My Lords, in moving Amendment No. 53 I shall speak also to Amendments Nos. 128, 130 and 150. I wish to press for an important change in our electoral arrangements, and that is to reduce the voting age to 16. What is the principle behind the choice of the age of 16 rather than 18? In my view, it is that we should make the right to vote as far as possible inclusive and not exclusive. I accept that it would be wrong to give the vote to 10 year-olds who do not yet have the capacity to reach an independent judgment, but I see no magic in the age of 18. By the age of 16, young people are developing a capacity for independent judgment. No longer do they regard their parents as the fount of all wisdom. Maybe they do not know much in the way of political history, but they can and do understand current political issues.
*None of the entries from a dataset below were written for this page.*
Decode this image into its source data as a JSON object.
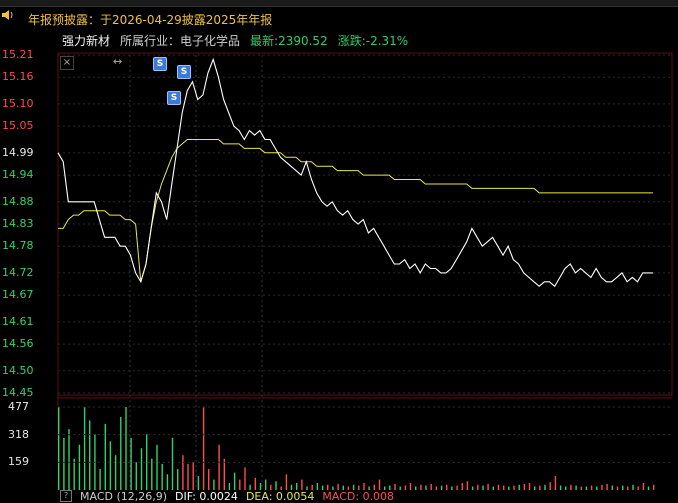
{
  "notice": {
    "text": "年报预披露：于2026-04-29披露2025年年报"
  },
  "stock": {
    "name": "强力新材",
    "industry_label": "所属行业：电子化学品",
    "latest": "最新:2390.52",
    "change": "涨跌:-2.31%"
  },
  "price_axis": [
    "15.21",
    "15.16",
    "15.10",
    "15.05",
    "14.99",
    "14.94",
    "14.88",
    "14.83",
    "14.78",
    "14.72",
    "14.67",
    "14.61",
    "14.56",
    "14.50",
    "14.45"
  ],
  "volume_axis": [
    "477",
    "318",
    "159"
  ],
  "toolbar": {
    "close_label": "×",
    "arrows_label": "↔"
  },
  "signal_marks": [
    "S",
    "S",
    "S",
    "S"
  ],
  "macd_legend": {
    "name": "MACD (12,26,9)",
    "dif": "DIF: 0.0024",
    "dea": "DEA: 0.0054",
    "macd": "MACD: 0.008"
  },
  "colors": {
    "price_line": "#ffffff",
    "avg_line": "#e8e84a",
    "up": "#ff4c4c",
    "down": "#32d26a",
    "notice": "#f0c040"
  },
  "chart_data": {
    "type": "line",
    "title": "",
    "series": [
      {
        "values": [
          14.99,
          14.97,
          14.88,
          14.88,
          14.88,
          14.88,
          14.88,
          14.88,
          14.84,
          14.8,
          14.8,
          14.8,
          14.78,
          14.78,
          14.76,
          14.72,
          14.7,
          14.74,
          14.82,
          14.9,
          14.88,
          14.84,
          14.92,
          15.0,
          15.08,
          15.13,
          15.15,
          15.11,
          15.12,
          15.17,
          15.2,
          15.16,
          15.11,
          15.08,
          15.05,
          15.04,
          15.02,
          15.04,
          15.03,
          15.04,
          15.02,
          15.02,
          15.0,
          14.98,
          14.97,
          14.96,
          14.95,
          14.94,
          14.97,
          14.93,
          14.9,
          14.88,
          14.87,
          14.88,
          14.86,
          14.85,
          14.86,
          14.84,
          14.83,
          14.84,
          14.81,
          14.82,
          14.8,
          14.78,
          14.76,
          14.74,
          14.74,
          14.75,
          14.73,
          14.74,
          14.72,
          14.74,
          14.73,
          14.73,
          14.72,
          14.72,
          14.73,
          14.75,
          14.77,
          14.79,
          14.82,
          14.8,
          14.78,
          14.79,
          14.8,
          14.78,
          14.76,
          14.78,
          14.75,
          14.74,
          14.72,
          14.71,
          14.7,
          14.69,
          14.7,
          14.7,
          14.69,
          14.71,
          14.73,
          14.74,
          14.72,
          14.73,
          14.72,
          14.71,
          14.73,
          14.71,
          14.7,
          14.7,
          14.71,
          14.72,
          14.7,
          14.71,
          14.7,
          14.72,
          14.72,
          14.72
        ]
      },
      {
        "values": [
          14.82,
          14.82,
          14.84,
          14.85,
          14.85,
          14.86,
          14.86,
          14.86,
          14.86,
          14.86,
          14.85,
          14.85,
          14.85,
          14.84,
          14.84,
          14.83,
          14.7,
          14.74,
          14.82,
          14.88,
          14.92,
          14.95,
          14.98,
          15.0,
          15.01,
          15.02,
          15.02,
          15.02,
          15.02,
          15.02,
          15.02,
          15.02,
          15.01,
          15.01,
          15.01,
          15.01,
          15.0,
          15.0,
          15.0,
          15.0,
          14.99,
          14.99,
          14.99,
          14.99,
          14.98,
          14.98,
          14.98,
          14.97,
          14.97,
          14.97,
          14.96,
          14.96,
          14.96,
          14.96,
          14.95,
          14.95,
          14.95,
          14.95,
          14.95,
          14.94,
          14.94,
          14.94,
          14.94,
          14.94,
          14.94,
          14.93,
          14.93,
          14.93,
          14.93,
          14.93,
          14.93,
          14.92,
          14.92,
          14.92,
          14.92,
          14.92,
          14.92,
          14.92,
          14.92,
          14.92,
          14.91,
          14.91,
          14.91,
          14.91,
          14.91,
          14.91,
          14.91,
          14.91,
          14.91,
          14.91,
          14.91,
          14.91,
          14.91,
          14.9,
          14.9,
          14.9,
          14.9,
          14.9,
          14.9,
          14.9,
          14.9,
          14.9,
          14.9,
          14.9,
          14.9,
          14.9,
          14.9,
          14.9,
          14.9,
          14.9,
          14.9,
          14.9,
          14.9,
          14.9,
          14.9,
          14.9
        ]
      }
    ],
    "ylim": [
      14.45,
      15.21
    ],
    "volume": {
      "ylim": [
        0,
        477
      ],
      "values": [
        477,
        300,
        350,
        180,
        260,
        477,
        400,
        320,
        120,
        380,
        280,
        200,
        420,
        477,
        300,
        160,
        240,
        320,
        180,
        260,
        150,
        90,
        300,
        120,
        200,
        150,
        160,
        80,
        477,
        120,
        60,
        260,
        180,
        40,
        100,
        60,
        130,
        30,
        70,
        40,
        60,
        30,
        50,
        20,
        90,
        30,
        40,
        60,
        20,
        30,
        40,
        25,
        30,
        20,
        35,
        25,
        20,
        30,
        25,
        40,
        20,
        30,
        60,
        20,
        25,
        35,
        20,
        25,
        40,
        20,
        30,
        25,
        35,
        20,
        25,
        30,
        20,
        25,
        40,
        50,
        20,
        30,
        25,
        35,
        20,
        30,
        25,
        20,
        25,
        30,
        35,
        40,
        20,
        25,
        30,
        45,
        80,
        25,
        20,
        30,
        25,
        20,
        20,
        25,
        20,
        30,
        35,
        25,
        20,
        25,
        20,
        30,
        20,
        40,
        20,
        30
      ],
      "colors": [
        "g",
        "g",
        "g",
        "g",
        "g",
        "g",
        "g",
        "g",
        "g",
        "g",
        "g",
        "g",
        "g",
        "g",
        "g",
        "g",
        "g",
        "g",
        "g",
        "g",
        "g",
        "g",
        "g",
        "g",
        "r",
        "r",
        "r",
        "g",
        "r",
        "r",
        "g",
        "r",
        "r",
        "g",
        "g",
        "r",
        "r",
        "g",
        "r",
        "g",
        "g",
        "r",
        "g",
        "r",
        "r",
        "g",
        "g",
        "r",
        "g",
        "r",
        "g",
        "g",
        "r",
        "g",
        "r",
        "g",
        "r",
        "g",
        "r",
        "r",
        "g",
        "r",
        "r",
        "g",
        "g",
        "r",
        "g",
        "r",
        "r",
        "g",
        "r",
        "g",
        "r",
        "r",
        "g",
        "r",
        "g",
        "r",
        "r",
        "r",
        "g",
        "r",
        "g",
        "r",
        "g",
        "r",
        "r",
        "g",
        "r",
        "g",
        "r",
        "r",
        "g",
        "r",
        "g",
        "r",
        "r",
        "g",
        "g",
        "r",
        "g",
        "r",
        "g",
        "r",
        "g",
        "r",
        "r",
        "g",
        "r",
        "g",
        "r",
        "g",
        "r",
        "r",
        "g",
        "r"
      ]
    }
  }
}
Many who have fought general elections will have found, as I did, that young people in what used to be called the sixth forms and are now known as years 12 and 13 were the sharpest audience we were likely to meet.

The law recognises the age of 16 as a watershed in many ways, some much more significant than the right to vote. For example, 16 year-olds can give their consent to sexual intercourse; they can leave school and take a job, on which they will pay tax on their income. I recall here the saying, "No taxation without representation"; my American background is of course very supportive of that. With the consent of their parents or a magistrates' court, 16 year-olds can get married or enter into a civil partnership. They can become company directors and join the Armed Forces.

If young people aged 16 to 17 had the right to vote, it would make the citizenship classes held in their schools or colleges a real rather than an abstract subject. At the same time, citizenship classes would provide an impetus to voting. In a sense, the right to vote would become part of the rite of passage to full adulthood. When young people have voted once, they are more likely to do so again and the current appallingly low voting figures for the 18 to 24 year-old group might improve. That is more likely to happen if people are given a chance to vote when they are aged 16 or 17; indeed, most young people would be able to exercise that right either in a general or a local election at some point in the two years between their 16th and 18th birthdays.

What if it does not increase the voting rate among 18 to 24 year-olds? As the noble Baroness, Lady Hanham, said in Grand Committee, 16 to 18 year-olds have other things on their minds, as do 18 and 19 year-olds and many people older than that. Is it an argument for not giving 16 and 17 year-olds the right to vote if they wish to do so? I believe it is not. Let me ask noble Lords one final question. Think back to what are for most of us the dim and distant days when we were 16 ourselves. If we had had the right to vote, do we think we could and would have exercised it rationally and intelligently? I suspect that many of us think that we could and would have done. If so, why should our grandchildren not have the right to vote at the age of 16? I beg to move.